Down below you could see the roofs of the houses stretching on and on, twisting this way and that with the streets, but stretching on and on, like an enormous plain that you could have ridden over. Whichever way you cross London it’s twenty miles of houses almost without a break. Christ! how can the bombers miss us when they come? We’re just one great big bull’s-eye. And no warning, probably. Because who’s going to be such a bloody fool as to declare war nowadays? If I was Hitler I’d send my bombers across in the middle of a disarmament conference. Some quiet morning, when the clerks are streaming across London Bridge, and the canary’s singing, and the old woman’s pegging the bloomers on the line—zoom, whizz, plonk! Houses going up into the air, bloomers soaked with blood, canary singing on above the corpses.

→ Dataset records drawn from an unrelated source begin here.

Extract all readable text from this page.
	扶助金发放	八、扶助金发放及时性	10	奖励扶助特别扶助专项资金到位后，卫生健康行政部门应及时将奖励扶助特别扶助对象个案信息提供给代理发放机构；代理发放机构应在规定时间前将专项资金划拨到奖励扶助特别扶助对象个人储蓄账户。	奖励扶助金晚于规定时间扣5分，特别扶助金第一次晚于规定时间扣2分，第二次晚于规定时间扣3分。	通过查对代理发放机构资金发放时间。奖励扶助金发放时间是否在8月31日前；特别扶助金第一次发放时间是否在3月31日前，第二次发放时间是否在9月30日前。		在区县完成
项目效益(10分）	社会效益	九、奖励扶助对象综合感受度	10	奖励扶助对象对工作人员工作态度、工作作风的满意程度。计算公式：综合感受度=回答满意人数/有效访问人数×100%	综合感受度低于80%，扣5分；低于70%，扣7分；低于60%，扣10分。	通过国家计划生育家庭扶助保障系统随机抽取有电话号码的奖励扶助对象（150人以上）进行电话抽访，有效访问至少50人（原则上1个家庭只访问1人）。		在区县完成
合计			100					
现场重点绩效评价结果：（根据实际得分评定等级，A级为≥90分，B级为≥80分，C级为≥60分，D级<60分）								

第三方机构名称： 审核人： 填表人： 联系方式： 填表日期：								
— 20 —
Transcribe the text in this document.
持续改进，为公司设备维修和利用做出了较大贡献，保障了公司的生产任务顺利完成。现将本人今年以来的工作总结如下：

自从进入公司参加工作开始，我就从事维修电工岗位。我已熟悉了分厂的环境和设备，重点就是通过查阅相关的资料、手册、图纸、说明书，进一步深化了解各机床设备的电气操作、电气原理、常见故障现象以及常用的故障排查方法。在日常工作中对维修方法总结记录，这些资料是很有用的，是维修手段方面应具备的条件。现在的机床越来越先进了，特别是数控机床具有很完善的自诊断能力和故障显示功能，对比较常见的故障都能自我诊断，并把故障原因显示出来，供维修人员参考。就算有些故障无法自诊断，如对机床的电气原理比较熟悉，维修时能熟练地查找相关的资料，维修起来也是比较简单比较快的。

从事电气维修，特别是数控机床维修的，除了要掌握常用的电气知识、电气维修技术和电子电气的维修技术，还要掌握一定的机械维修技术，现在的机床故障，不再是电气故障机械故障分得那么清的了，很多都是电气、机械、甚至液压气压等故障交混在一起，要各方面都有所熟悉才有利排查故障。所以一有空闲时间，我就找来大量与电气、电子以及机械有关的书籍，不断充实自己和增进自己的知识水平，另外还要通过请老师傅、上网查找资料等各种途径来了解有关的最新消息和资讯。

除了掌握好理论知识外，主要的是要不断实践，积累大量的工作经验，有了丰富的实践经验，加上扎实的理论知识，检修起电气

Seems a pity somehow, I thought. I looked at the great sea of roofs stretching on and on. Miles and miles of streets, fried-fish shops, tin chapels, picture houses, little printing-shops up back alleys, factories, blocks of flats, whelk stalls, dairies, power stations—on and on and on. Enormous! And the peacefulness of it! Like a great wilderness with no wild beasts. No guns firing, nobody chucking pineapples, nobody beating anybody else up with a rubber truncheon. If you come to think of it, in the whole of England at this moment there probably isn’t a single bedroom window from which anyone’s firing a machine-gun.

But how about five years from now? Or two years? Or one year?